La V sezione penale della Corte di Cassazione di Roma ha disposto oggi l’annullamento con rinvio della sentenza di condanna di 2° grado inflitta all’imprenditore bresciano Tommaso Ghirardi per le note vicende del crac del Parma FC (nel lontano 2015). Con questa decisione cadono, in pratica, le accuse nei confronti dello stesso Ghirardi e di altri indagati condannati nei procedimenti precedenti. Di fatto ha “riformato” la sentenza della Corte di Appello di Bologna, che, nel gennaio del 2025, aveva condannato a 6 anni di reclusione l’ex amministratore delegato Pietro Leonardi e a 3 anni e 10 mesi l’ex Presidente del club parmense lo stesso Tommaso Ghirardi.

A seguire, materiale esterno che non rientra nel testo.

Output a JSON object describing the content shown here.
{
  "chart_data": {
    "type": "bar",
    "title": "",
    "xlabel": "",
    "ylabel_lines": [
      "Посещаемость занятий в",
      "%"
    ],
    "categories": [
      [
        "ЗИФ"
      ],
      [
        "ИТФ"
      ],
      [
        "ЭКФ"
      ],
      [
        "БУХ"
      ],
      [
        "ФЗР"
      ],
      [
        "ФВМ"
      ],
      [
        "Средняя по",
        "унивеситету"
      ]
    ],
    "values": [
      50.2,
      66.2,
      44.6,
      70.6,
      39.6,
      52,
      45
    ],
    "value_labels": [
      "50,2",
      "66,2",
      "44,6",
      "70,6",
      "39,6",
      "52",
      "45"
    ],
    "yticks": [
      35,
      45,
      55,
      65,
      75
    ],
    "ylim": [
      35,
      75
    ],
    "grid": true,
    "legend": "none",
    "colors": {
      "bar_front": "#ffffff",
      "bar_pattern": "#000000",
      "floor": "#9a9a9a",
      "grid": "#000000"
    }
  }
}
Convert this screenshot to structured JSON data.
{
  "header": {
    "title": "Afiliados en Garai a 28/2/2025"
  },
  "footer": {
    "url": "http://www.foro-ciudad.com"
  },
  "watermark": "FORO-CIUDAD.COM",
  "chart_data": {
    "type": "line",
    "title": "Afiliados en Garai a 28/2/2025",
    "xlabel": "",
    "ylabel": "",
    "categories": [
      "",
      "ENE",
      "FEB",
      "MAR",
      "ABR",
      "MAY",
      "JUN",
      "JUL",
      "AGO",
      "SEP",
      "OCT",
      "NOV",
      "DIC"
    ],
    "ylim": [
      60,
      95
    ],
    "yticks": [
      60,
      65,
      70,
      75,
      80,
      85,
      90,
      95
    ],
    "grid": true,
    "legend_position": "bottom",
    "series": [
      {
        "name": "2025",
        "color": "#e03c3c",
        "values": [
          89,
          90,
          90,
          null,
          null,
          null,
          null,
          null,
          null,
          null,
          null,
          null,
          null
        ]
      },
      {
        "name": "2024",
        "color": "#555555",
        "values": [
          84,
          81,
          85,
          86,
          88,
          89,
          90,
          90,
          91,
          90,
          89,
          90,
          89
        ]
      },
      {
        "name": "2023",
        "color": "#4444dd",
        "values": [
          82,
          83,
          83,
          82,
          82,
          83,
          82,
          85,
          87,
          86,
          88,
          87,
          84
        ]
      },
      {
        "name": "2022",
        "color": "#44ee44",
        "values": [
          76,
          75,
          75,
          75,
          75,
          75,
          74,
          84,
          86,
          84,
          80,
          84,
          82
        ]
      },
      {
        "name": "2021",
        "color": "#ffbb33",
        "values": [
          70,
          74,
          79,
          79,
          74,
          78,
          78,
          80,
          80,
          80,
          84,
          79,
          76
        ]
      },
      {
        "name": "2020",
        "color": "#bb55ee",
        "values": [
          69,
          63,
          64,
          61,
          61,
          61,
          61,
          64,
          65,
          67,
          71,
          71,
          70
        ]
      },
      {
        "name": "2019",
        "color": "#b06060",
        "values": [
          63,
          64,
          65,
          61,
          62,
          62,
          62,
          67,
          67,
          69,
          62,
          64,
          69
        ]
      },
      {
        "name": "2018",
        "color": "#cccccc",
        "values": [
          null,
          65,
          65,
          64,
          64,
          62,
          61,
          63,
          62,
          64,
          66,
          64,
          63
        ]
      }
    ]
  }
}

Tecnicamente la Cassazione di Roma ha disposto oggi un annullamento con rinvio. La V sezione penale ha scelto così di annullare la sentenza di 2° grado rimandando gli indagati al tribunale di Bologna per rifare totalmente il processo in oggetto. Si tratta però di accuse “vecchie” e difficilmente replicabili (ad oltre 10 anni dal fallimento della realtà calcistica emiliana, tornata, grazie ad una nuova proprietà, da pochi anni, in Serie A). Le motivazioni della sentenza sono attese entro i prossimi 90 giorni.